I'm assuming that just based on age that the drives should probably be replaced and disposed of even though the one drive hasn't got any SMART warnings.

The system currently has 2 other Seagate 3 TB HDD (ST3000DM001) drives and 2 new 10TB HDD (WD100EMAZ). I'm thinking of doing a 13TB Drivepool and then just mirror/duplicate it to the other drives
 
If its redundant it could last another several years, if it was a single disk then maybe look at pre-emptively replacing yeah.
 
If the value starts going up rapidly then it's time for a replacement. Otherwise, a small fixed number of reallocated/bad sectors shouldn't be much of an issue.
 
The value is not going up. I think I'm more worried about the power on hours (age) at this point. I'm kind of surprised that I can still get the same drive on Amazon for $50 as refurbished. There aren't many computer parts from 7 yrs ago where that's true. The system that the drive was pulled from is still using an i7-2600k which is from that same time period though. It's role has changed from primary system to media server but is still trouble free. I'll probably retire it from duty when Zen2 comes out and existing Ryzen 1700 will replace it.

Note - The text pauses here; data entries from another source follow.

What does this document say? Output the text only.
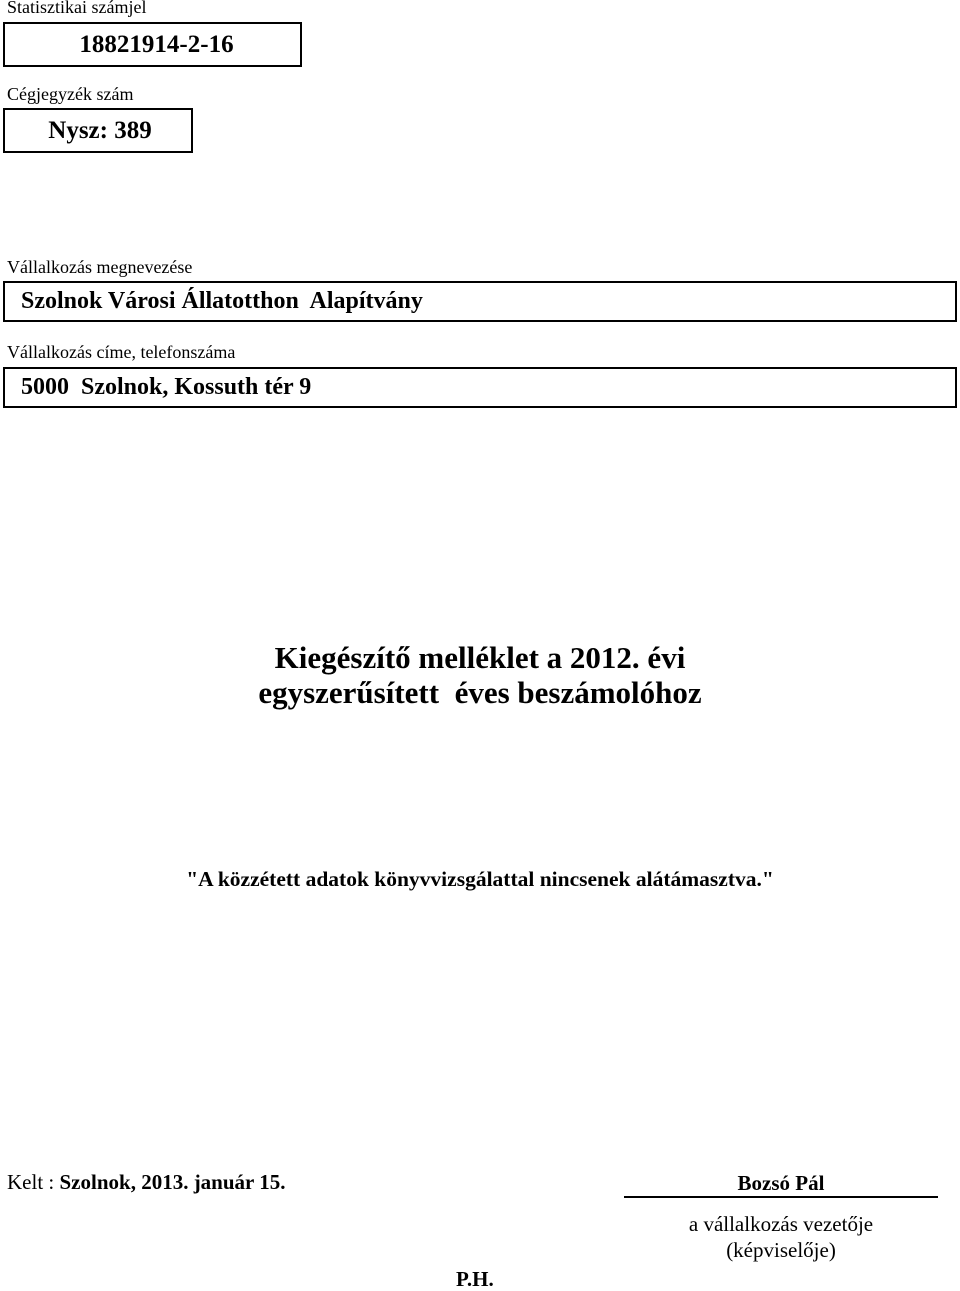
Statisztikai számjel
18821914-2-16
Cégjegyzék szám
Nysz: 389
Vállalkozás megnevezése
Szolnok Városi Állatotthon  Alapítvány
Vállalkozás címe, telefonszáma
5000  Szolnok, Kossuth tér 9
Kiegészítő melléklet a 2012. évi
egyszerűsített  éves beszámolóhoz
"A közzétett adatok könyvvizsgálattal nincsenek alátámasztva."
Kelt : Szolnok, 2013. január 15.	Bozsó Pál
a vállalkozás vezetője
(képviselője)
P.H.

I've generally been of the belief that HDD failure rates correlate with age after the initial infant mortality rate is discounted and have a usable lifespan of 5 years after which the failure rate starts increasing exponentially. The drives might last a couple more years but generally become a liability. I can replace 3 of them with a single 10TB HDD which will generate less heat and give me a larger maximum storage pool while having less risk of an impending drive failure. So, the one reallocated sector may not be anything to worry about but the drive has an increasing risk of failure just due to age. I might keep them around in a test machine or use them for transportable media but at this point they're coming out of the media server.
 
I have few old Seagates 200/320GB that still roll since maybe 2004-2006. They have more than 90,000 hours Power-on-hours. I have one 500GB seagate on maybe its 80,000 hour, it has 15 reallocated sectors for about 4 years and not going up.
It's all on luck. Keep it for less important stuff and look at its SMART from time to time.